Cdn study pinpoints genes that predict bone marrow 'dangerous donors'

Canadian researchers believe they have come up with a way to predict whether transplants from specific bone marrow donors are likely to trigger rejection an advance that could help doctors weed out so-called "dangerous donors" and cut back on immune suppressant drugs for some transplant recipients.

If corroborated, their findings could lower the risk of graft-versus-host disease for bone marrow recipients. They could eventually also help predict which recipients will reject transplanted kidneys, livers and other solid organs, allowing doctors to tailor post-transplant drug regimes according to the recipient's risk.

"I think it would become a routine test," senior author Dr. Claude Perreault said Monday of the finding's applicability for bone marrow transplants. "It would be easy and cheap."

The study was published in Tuesday'sissue of the journal Public Library of Science Medicine.

The thinking on transplants has been that when a person gets a solid organ transplant a donated kidney or a portion of a liver the recipient's immune system must be suppressed for life in order to ensure that it does not turn against and destroy what it would see as a foreign organ.

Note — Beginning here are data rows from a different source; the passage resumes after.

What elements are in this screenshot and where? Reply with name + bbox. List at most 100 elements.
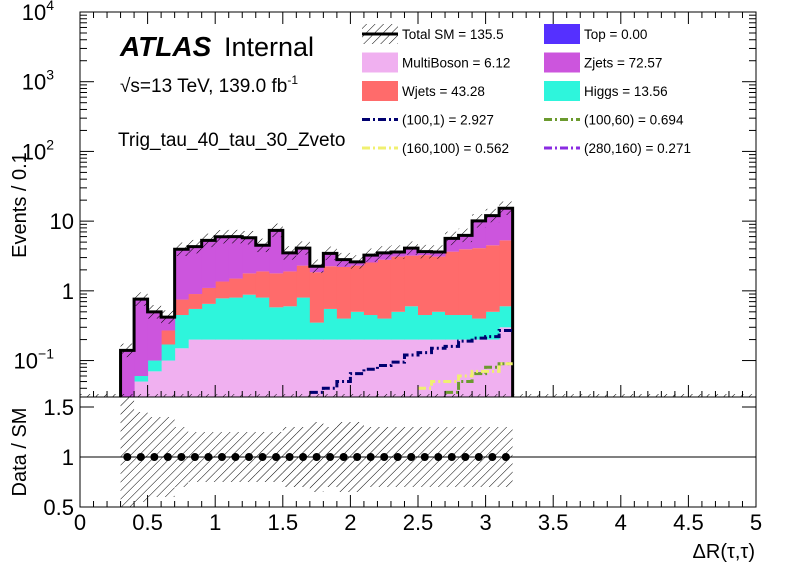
legend-label: MultiBoson = 6.12 <box>402 56 510 71</box>
stack-bar-zjets <box>242 237 257 274</box>
stack-bar-zjets <box>120 350 135 397</box>
stack-bar-zjets <box>228 236 243 279</box>
stack-bar-zjets <box>215 236 230 282</box>
legend-entry: Wjets = 43.28 <box>362 81 485 101</box>
ratio-point <box>326 453 335 461</box>
stack-bar-multiboson <box>323 339 338 397</box>
stack-bar-multiboson <box>269 339 284 397</box>
stack-bar-higgs <box>255 297 270 340</box>
x-tick-label: 2.5 <box>403 510 434 535</box>
stack-bar-wjets <box>445 251 460 316</box>
ratio-y-axis: 0.5 1 1.5 <box>43 395 756 520</box>
stack-bar-multiboson <box>161 360 176 397</box>
stack-bar-higgs <box>269 307 284 340</box>
stack-bar-wjets <box>228 278 243 298</box>
legend-swatch <box>362 81 398 101</box>
stack-bar-higgs <box>161 344 176 361</box>
stack-bar-multiboson <box>201 339 216 397</box>
y-top-tick-label: 102 <box>22 136 54 164</box>
legend-swatch <box>362 52 398 73</box>
ratio-point <box>353 453 362 461</box>
signal-line-(100,1) <box>309 328 513 394</box>
stack-bar-wjets <box>485 245 500 312</box>
stack-bar-multiboson <box>390 339 405 397</box>
stack-bar-multiboson <box>134 381 149 397</box>
stack-bar-higgs <box>323 308 338 340</box>
legend-entry: Zjets = 72.57 <box>544 52 662 73</box>
ratio-point <box>312 453 321 461</box>
ratio-point <box>231 453 240 461</box>
stack-bar-wjets <box>161 330 176 345</box>
x-tick-label: 5 <box>750 510 762 535</box>
stack-bar-multiboson <box>404 339 419 397</box>
stack-bar-zjets <box>485 215 500 246</box>
stack-bar-multiboson <box>499 327 514 397</box>
stack-bar-higgs <box>215 298 230 340</box>
stack-bar-wjets <box>323 266 338 309</box>
legend-label: Wjets = 43.28 <box>402 84 485 99</box>
stack-bar-wjets <box>174 299 189 316</box>
legend-label: (280,160) = 0.271 <box>584 141 691 156</box>
stack-bar-zjets <box>499 208 514 241</box>
ratio-uncertainty-band <box>120 397 135 507</box>
y-top-tick-label: 10−1 <box>14 346 55 374</box>
stack-bar-multiboson <box>174 348 189 397</box>
stack-bar-multiboson <box>282 339 297 397</box>
stack-bar-higgs <box>336 318 351 340</box>
ratio-point <box>204 453 213 461</box>
y-ratio-tick-label: 1.5 <box>43 395 74 420</box>
x-tick-label: 0.5 <box>132 510 163 535</box>
legend-label: (100,1) = 2.927 <box>402 113 494 128</box>
stack-bar-wjets <box>242 273 257 295</box>
stack-bar-multiboson <box>458 339 473 397</box>
stack-bar-wjets <box>282 271 297 307</box>
stack-bar-higgs <box>472 318 487 340</box>
ratio-point <box>177 453 186 461</box>
x-tick-label: 2 <box>344 510 356 535</box>
stack-bar-higgs <box>228 297 243 340</box>
stack-bar-wjets <box>201 287 216 304</box>
ratio-point <box>136 453 145 461</box>
stack-bar-zjets <box>188 246 203 295</box>
stack-bar-multiboson <box>485 339 500 397</box>
stack-bar-multiboson <box>255 339 270 397</box>
stack-bar-zjets <box>134 299 149 377</box>
y-top-tick-label: 1 <box>62 279 74 304</box>
ratio-point <box>407 453 416 461</box>
stack-bar-wjets <box>363 262 378 316</box>
ratio-point <box>258 453 267 461</box>
atlas-status-label: Internal <box>224 32 314 62</box>
stack-bar-multiboson <box>472 339 487 397</box>
ratio-point <box>123 453 132 461</box>
legend-entry: Higgs = 13.56 <box>544 81 668 101</box>
ratio-point <box>461 453 470 461</box>
stack-bar-multiboson <box>188 339 203 397</box>
stack-bar-multiboson <box>215 339 230 397</box>
legend-entry: Top = 0.00 <box>544 24 647 44</box>
stack-bar-higgs <box>282 306 297 340</box>
ratio-point <box>366 453 375 461</box>
ratio-point <box>488 453 497 461</box>
stack-bar-wjets <box>296 265 311 298</box>
stack-bar-higgs <box>309 322 324 340</box>
atlas-label: ATLAS <box>119 31 212 62</box>
ratio-point <box>420 453 429 461</box>
x-tick-label: 0 <box>74 510 86 535</box>
legend-entry: (100,1) = 2.927 <box>362 113 494 128</box>
legend-label: Higgs = 13.56 <box>584 84 668 99</box>
stack-bar-zjets <box>472 220 487 249</box>
stack-bar-multiboson <box>228 339 243 397</box>
legend-label: Top = 0.00 <box>584 27 647 42</box>
stack-bar-multiboson <box>296 339 311 397</box>
y-top-tick-label: 103 <box>22 67 54 95</box>
ratio-point <box>285 453 294 461</box>
x-tick-label: 1 <box>209 510 221 535</box>
stack-bar-higgs <box>390 311 405 340</box>
stack-bar-higgs <box>188 308 203 340</box>
stack-bar-higgs <box>134 376 149 382</box>
x-tick-label: 4 <box>615 510 627 535</box>
stack-bar-higgs <box>201 303 216 340</box>
signal-line-(160,100) <box>418 362 513 390</box>
legend-label: Zjets = 72.57 <box>584 56 662 71</box>
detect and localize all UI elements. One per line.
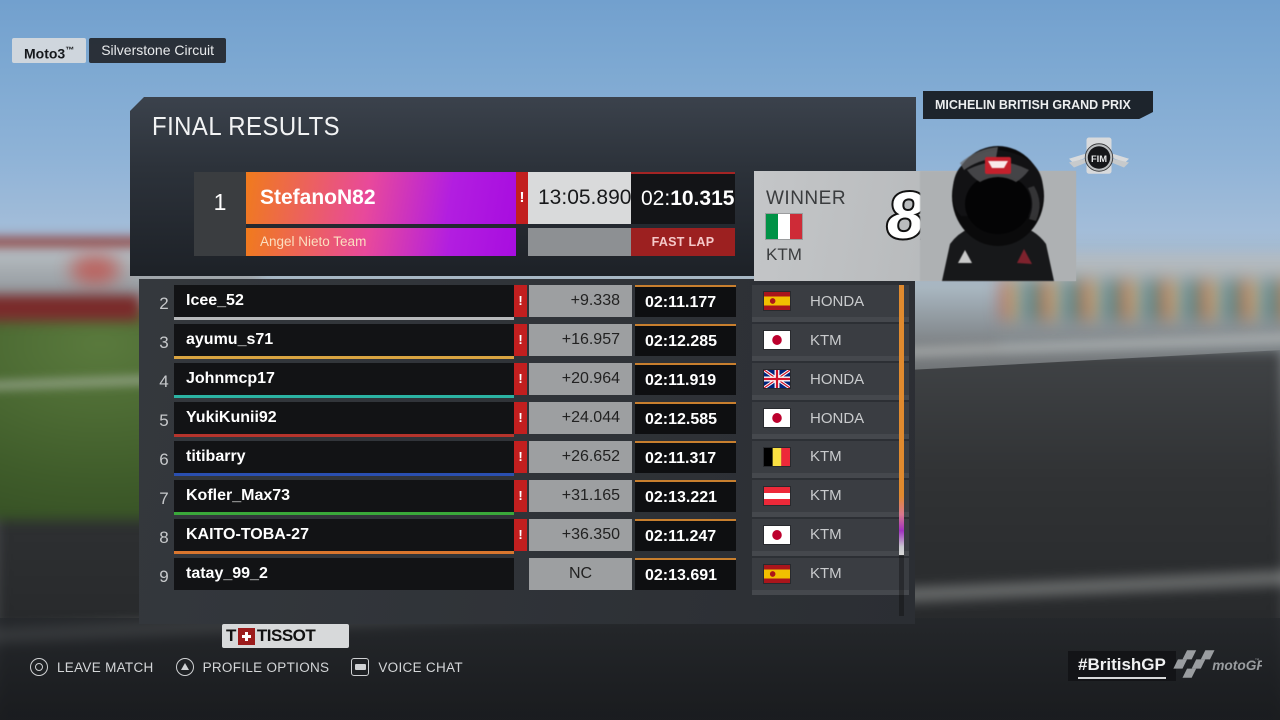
svg-text:™: ™ <box>1255 658 1260 663</box>
svg-text:FIM: FIM <box>1091 154 1107 164</box>
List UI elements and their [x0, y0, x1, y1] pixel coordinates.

With bone marrow, doctors are essentially transplanting the donor's immune system produced in the marrow into the recipient. And it is that donated immune system that turns against the recipient. If that process is not checked by immune suppressing drugs, potentially fatal graft-versus-host disease develops.

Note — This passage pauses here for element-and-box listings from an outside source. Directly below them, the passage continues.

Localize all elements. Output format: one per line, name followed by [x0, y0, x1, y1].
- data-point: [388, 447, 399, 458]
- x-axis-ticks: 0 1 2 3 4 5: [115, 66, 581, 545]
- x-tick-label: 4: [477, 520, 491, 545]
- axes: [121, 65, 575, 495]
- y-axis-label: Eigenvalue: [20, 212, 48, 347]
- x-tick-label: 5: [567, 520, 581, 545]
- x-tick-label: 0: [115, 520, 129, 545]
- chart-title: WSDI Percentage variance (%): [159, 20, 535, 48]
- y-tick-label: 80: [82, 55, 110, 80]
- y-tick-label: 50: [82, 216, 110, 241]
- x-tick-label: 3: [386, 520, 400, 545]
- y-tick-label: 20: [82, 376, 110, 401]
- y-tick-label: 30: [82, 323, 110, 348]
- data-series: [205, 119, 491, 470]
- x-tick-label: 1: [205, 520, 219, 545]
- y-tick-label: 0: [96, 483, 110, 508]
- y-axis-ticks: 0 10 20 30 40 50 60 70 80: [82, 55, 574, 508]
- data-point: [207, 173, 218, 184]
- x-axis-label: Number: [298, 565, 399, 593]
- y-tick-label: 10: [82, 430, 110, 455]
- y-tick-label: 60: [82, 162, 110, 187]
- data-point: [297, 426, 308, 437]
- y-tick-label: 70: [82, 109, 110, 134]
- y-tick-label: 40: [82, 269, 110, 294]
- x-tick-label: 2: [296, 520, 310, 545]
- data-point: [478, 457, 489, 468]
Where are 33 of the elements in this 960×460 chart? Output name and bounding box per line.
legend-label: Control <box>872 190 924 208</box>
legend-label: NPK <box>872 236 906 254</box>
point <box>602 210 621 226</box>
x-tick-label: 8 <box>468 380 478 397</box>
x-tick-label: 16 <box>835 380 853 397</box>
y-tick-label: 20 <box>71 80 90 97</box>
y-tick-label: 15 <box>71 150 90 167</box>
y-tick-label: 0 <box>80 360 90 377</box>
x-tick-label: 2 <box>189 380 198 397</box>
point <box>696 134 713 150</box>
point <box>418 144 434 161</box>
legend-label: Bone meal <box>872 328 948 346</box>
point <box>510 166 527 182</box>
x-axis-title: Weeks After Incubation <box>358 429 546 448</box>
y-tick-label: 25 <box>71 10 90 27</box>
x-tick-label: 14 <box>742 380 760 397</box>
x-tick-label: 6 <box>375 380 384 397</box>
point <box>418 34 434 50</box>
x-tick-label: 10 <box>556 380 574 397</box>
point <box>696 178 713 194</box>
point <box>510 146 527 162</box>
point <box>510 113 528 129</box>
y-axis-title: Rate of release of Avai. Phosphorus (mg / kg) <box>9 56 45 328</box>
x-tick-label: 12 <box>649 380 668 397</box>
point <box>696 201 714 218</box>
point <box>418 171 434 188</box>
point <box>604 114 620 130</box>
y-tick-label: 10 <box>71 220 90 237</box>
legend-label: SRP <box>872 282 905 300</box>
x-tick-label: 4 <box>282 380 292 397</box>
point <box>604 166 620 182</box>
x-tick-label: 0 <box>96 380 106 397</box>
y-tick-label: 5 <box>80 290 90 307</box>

However, early attempts to transplant bone marrow showed that about 25 per cent of recipients didn't develop graft-versus-host disease, even though they were not put on a regime of immunosuppressant drugs.

Rejection clue

Perreault, with the Institute of Research in Immunology and Cancer at the University of Montreal,and his colleagues tried to figure out if following that clue could lead them to a way to differentiate which donors were likely to induce graft-versus-host diseaseand which weren't.

Dr. Fred Appelbaum, director of the clinical research division of the Fred Hutchinson Cancer Research Center in Seattle, Wash., said a variety of researchers had been trying to puzzle out why, even among well-matched donors and recipients, the risk of graft-versus-host disease varies.

"His [Perreault's] approach was to try and figure out: Is there a way that we can do a global assessment, that we take into account all the genes and their impact on cells?" said Appelbaum, who was not involved in this study.

Immune patterns

The Montreal team analyzed the workings of 19,000 genes from 50 bone marrow donors, looking for discernible patterns of over- or under-production of important immune system proteins. They found that by looking at the activities of 17 genes, they could identify dangerous and non-dangerous donors.

Perreault said the group will now test the theory in a larger group of donors, to see if their tool really works. The gene activities of several hundred donors will be studied for this follow-up research.

Appelbaum said if corroborated, the work will provide an important predictive tool for doctors planning bone marrow transplants and treating recipients after the procedure.

"In those cases where you have multiple donors, you could use it to select one donor over another," he said. "In those cases where you don't have that option you might be able to use it to fine tune the amount of immune suppression you give [recipients]."

"So that if someone is a dangerous donor, you'd use higher doses of post-transplant immune suppression and if someone appears to be a safe donor, you might be able to more rapidly taper the immune suppression so that they're at less risk of development of infections and other complications."

And if the solid organ rejection can be predicted in the same manner, in the future, recipients of donated livers and kidneys would be tested to see whether they are likely to reject, and their drug regimes would be set accordingly.

The research was funded by Genome Quebec, Genome Canada, the Dana Foundation and the Health Research Fund of Quebec.